Review Gowok (2025) : Eksplorasi Budaya dan Dilema Akurasi Historis

Dua hari yang lalu iseng nonton Gowok di Netflix. Ekspektasi awal sih penasaran sama tradisi "Kamasutra Jawa" ini—yang ternyata namanya juga dipakai buat nama daerah di Jogja (lucu juga ya!). Filmnya sendiri okay lah, tapi kalau disuruh kasih nilai, kayaknya enggak bisa kasih nilai sempurna. Kenapa? Simak nih rangkuman santainya.

1. Visual & Tone Gambar: Hangat dan Puitis, Tapi Ada 'Jeda'

Secara sinematografi, film ini patut diacungi jempol. Sutradara dan penata kamera (Satria Kurnianto) sukses banget menciptakan atmosfer Jawa klasik tahun 50-60an yang kental. Tone gambar yang dipakai itu cenderung soft-focus dan hangat, bikin adegan-adegan yang harusnya sensual jadi terasa lebih puitis dan elegan, bukan murahan atau vulgar.

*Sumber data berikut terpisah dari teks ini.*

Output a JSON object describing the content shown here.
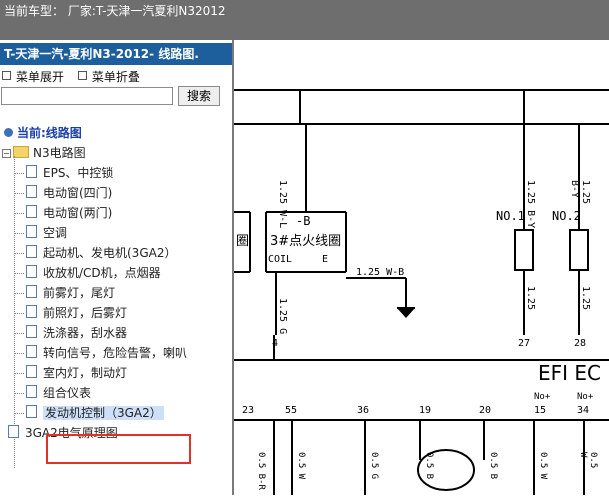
{
  "topbar": {
    "label": "当前车型：  厂家:T-天津一汽夏利N32012"
  },
  "panel": {
    "title": "T-天津一汽-夏利N3-2012- 线路图.",
    "expand_label": "菜单展开",
    "collapse_label": "菜单折叠",
    "search_placeholder": "",
    "search_button": "搜索"
  },
  "tree": {
    "root_label": "当前:线路图",
    "folder_label": "N3电路图",
    "items": [
      "EPS、中控锁",
      "电动窗(四门)",
      "电动窗(两门)",
      "空调",
      "起动机、发电机(3GA2）",
      "收放机/CD机，点烟器",
      "前雾灯，尾灯",
      "前照灯，后雾灯",
      "洗涤器，刮水器",
      "转向信号，危险告警，喇叭",
      "室内灯，制动灯",
      "组合仪表",
      "发动机控制（3GA2）"
    ],
    "bottom_label": "3GA2电气原理图"
  },
  "diagram": {
    "ignition_label_top": "-B",
    "ignition_label": "3#点火线圈",
    "coil_label": "COIL",
    "e_label": "E",
    "left_box_label": "圈",
    "wire_labels": [
      "1.25 W-L",
      "1.25 W-B",
      "1.25 G",
      "1.25 B-Y",
      "1.25 B-Y",
      "1.25",
      "1.25"
    ],
    "injector_labels": [
      "NO.1",
      "NO.2"
    ],
    "efi_label": "EFI EC",
    "pin_numbers_top": [
      "4",
      "27",
      "28"
    ],
    "pin_numbers_bottom": [
      "23",
      "55",
      "36",
      "19",
      "20",
      "15",
      "34"
    ],
    "pin_sub_labels": [
      "No+",
      "No+"
    ],
    "bottom_wire_labels": [
      "0.5 B-R",
      "0.5 W",
      "0.5 G",
      "0.5 B",
      "0.5 B",
      "0.5 W",
      "0.5 W"
    ]
  }
}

Namun, di beberapa bagian, terutama ketika masuk ke konflik berat atau bagian yang lebih thriller, ada vibe yang agak enggak konsisten. Kayak, kenapa tiba-tiba film drama budaya ini berasa jadi film horor/thriller? Selain itu, ada catatan mengganggu soal efek visual (VFX) atau komputerisasi di beberapa adegan yang kualitasnya terasa kurang matang.

2. Soal Aktor dan Casting: Reza Again, Again!

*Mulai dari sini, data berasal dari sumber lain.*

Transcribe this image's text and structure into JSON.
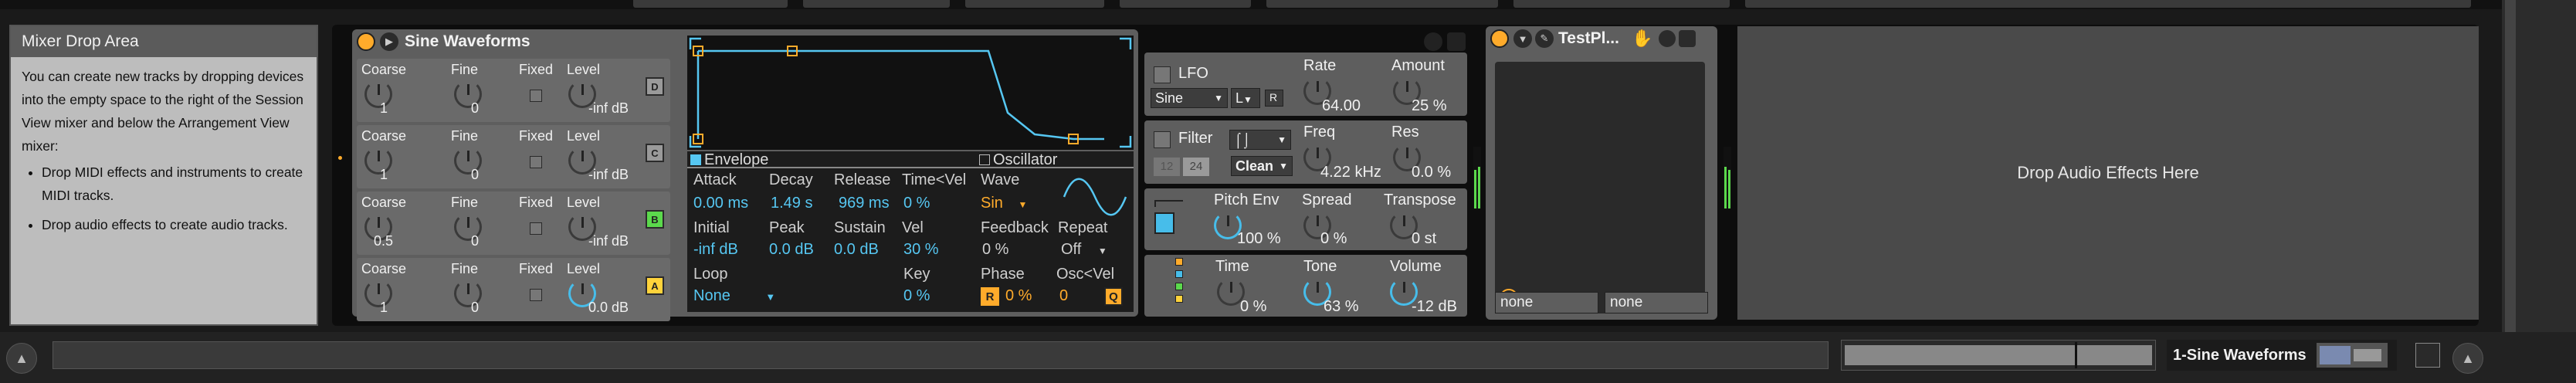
{
  "info": {
    "title": "Mixer Drop Area",
    "body": "You can create new tracks by dropping devices into the empty space to the right of the Session View mixer and below the Arrangement View mixer:",
    "bullets": [
      "Drop MIDI effects and instruments to create MIDI tracks.",
      "Drop audio effects to create audio tracks."
    ]
  },
  "operator": {
    "title": "Sine Waveforms",
    "oscillators": [
      {
        "coarse_label": "Coarse",
        "coarse": "1",
        "fine_label": "Fine",
        "fine": "0",
        "fixed_label": "Fixed",
        "level_label": "Level",
        "level": "-inf dB",
        "letter": "D"
      },
      {
        "coarse_label": "Coarse",
        "coarse": "1",
        "fine_label": "Fine",
        "fine": "0",
        "fixed_label": "Fixed",
        "level_label": "Level",
        "level": "-inf dB",
        "letter": "C"
      },
      {
        "coarse_label": "Coarse",
        "coarse": "0.5",
        "fine_label": "Fine",
        "fine": "0",
        "fixed_label": "Fixed",
        "level_label": "Level",
        "level": "-inf dB",
        "letter": "B"
      },
      {
        "coarse_label": "Coarse",
        "coarse": "1",
        "fine_label": "Fine",
        "fine": "0",
        "fixed_label": "Fixed",
        "level_label": "Level",
        "level": "0.0 dB",
        "letter": "A"
      }
    ],
    "envelope": {
      "section_label": "Envelope",
      "oscillator_label": "Oscillator",
      "attack_label": "Attack",
      "attack": "0.00 ms",
      "decay_label": "Decay",
      "decay": "1.49 s",
      "release_label": "Release",
      "release": "969 ms",
      "timevel_label": "Time<Vel",
      "timevel": "0 %",
      "initial_label": "Initial",
      "initial": "-inf dB",
      "peak_label": "Peak",
      "peak": "0.0 dB",
      "sustain_label": "Sustain",
      "sustain": "0.0 dB",
      "vel_label": "Vel",
      "vel": "30 %",
      "loop_label": "Loop",
      "loop": "None",
      "key_label": "Key",
      "key": "0 %",
      "wave_label": "Wave",
      "wave": "Sin",
      "feedback_label": "Feedback",
      "feedback": "0 %",
      "repeat_label": "Repeat",
      "repeat": "Off",
      "phase_label": "Phase",
      "phase": "0 %",
      "phase_r": "R",
      "oscvel_label": "Osc<Vel",
      "oscvel": "0",
      "oscvel_q": "Q"
    },
    "lfo": {
      "label": "LFO",
      "waveform": "Sine",
      "dest": "L",
      "retrig": "R",
      "rate_label": "Rate",
      "rate": "64.00",
      "amount_label": "Amount",
      "amount": "25 %"
    },
    "filter": {
      "label": "Filter",
      "slope_12": "12",
      "slope_24": "24",
      "mode": "Clean",
      "freq_label": "Freq",
      "freq": "4.22 kHz",
      "res_label": "Res",
      "res": "0.0 %"
    },
    "pitch": {
      "pitchenv_label": "Pitch Env",
      "pitchenv": "100 %",
      "spread_label": "Spread",
      "spread": "0 %",
      "transpose_label": "Transpose",
      "transpose": "0 st"
    },
    "mix": {
      "time_label": "Time",
      "time": "0 %",
      "tone_label": "Tone",
      "tone": "63 %",
      "volume_label": "Volume",
      "volume": "-12 dB"
    }
  },
  "testplugin": {
    "title": "TestPl...",
    "slot1": "none",
    "slot2": "none"
  },
  "dropzone": {
    "label": "Drop Audio Effects Here"
  },
  "bottom": {
    "track_name": "1-Sine Waveforms"
  },
  "colors": {
    "accent_blue": "#47bdea",
    "accent_orange": "#ffab2b",
    "green": "#5bd94c",
    "yellow": "#ffd33b"
  }
}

Nah, ini nih yang paling gemes. Reza Rahadian muncul lagi! Sebagai penonton, kita capek juga, "kok dia lagi dia lagi?" Padahal, film ini punya jajaran pemain yang keren banget, kayak comeback-nya Lola Amaria dan akting Raihaanun yang memukau. Intinya, casting aktor utamanya memang kuat, tapi buat sebagian penonton, kehadiran Reza Rahadian ini jadi terasa repetitif banget. Tapi jujur memang aktingnya selalu keren sih.

3. Plot dan Narasi: Terlalu Ambisius, Jadi Pecah!

Film ini tadinya mau mengenalkan tradisi Gowok—pendidikan seksual Jawa untuk para pemuda priyayi. Bagian awal yang fokus ke tradisi dan chemistry cinta beda kasta antara Ratri muda dan Kamanjaya muda cukup solid dan menyentuh.

Masalahnya dimulai di tengah ke belakang. Film ini terlalu ambisius memasukkan semua hal:

πŸŽ₯ Tradisi Gowok itu sendiri.
πŸŽ₯ Kisah dendam Ratri yang dikhianati.
πŸŽ₯ Sejarah politik Indonesia tahun 1965.
πŸŽ₯ Isu emansipasi perempuan (lewat Gerwani).

Akibatnya, alur cerita jadi terasa gagal fokus dan too much! Penulis naskah ingin menggabungkan romansa, thriller, sejarah, dan feminisme dalam satu wadah, tapi sayangnya malah bikin ceritanya jadi pecah. Porsi konflik utamanya, yaitu balas dendam Ratri, justru jadi berebut panggung dengan latar belakang politik 1965 yang diceritakan secara buru-buru.

4. Anakronisme dan Isu Budaya 

Ini yang bikin anak sejarah kayak yang nulis review awal itu gatal. Film ini mencampuradukkan narasi kehidupan priyayi abad ke-19 dengan konteks politik abad ke-20 (1960-an). Hal ini menciptakan keganjilan serius karena konteks sosial politiknya jadi salah.

Poin penutup film yang bilang tradisi Gowok lenyap setelah G30S/PKI karena munculnya Islam dan modernitas juga bermasalah. Kesannya kayak ada pertentangan keras antara budaya "Jawa" vs "Islam" yang berkoalisi dengan modernitas, padahal dalam sejarah budaya Nusantara, dua hal ini seringkali berakulturasi.

***

Gowok itu film yang berani karena mengangkat topik yang tabu dan penting (sexual education versi budaya Jawa) dengan visual yang puitis. Sayangnya, plotnya terlalu padat dan enggak fokus. Buat yang mau nonton, siap-siap terpukau sama sinematografi yang cantik, tapi juga harus tutup mata sedikit pada plot hole dan beberapa kesalahan konteks sejarahnya. Overall, worth ditonton buat tahu ada tradisi Gowok, tapi jangan berharap narasi sejarahnya akurat 100%.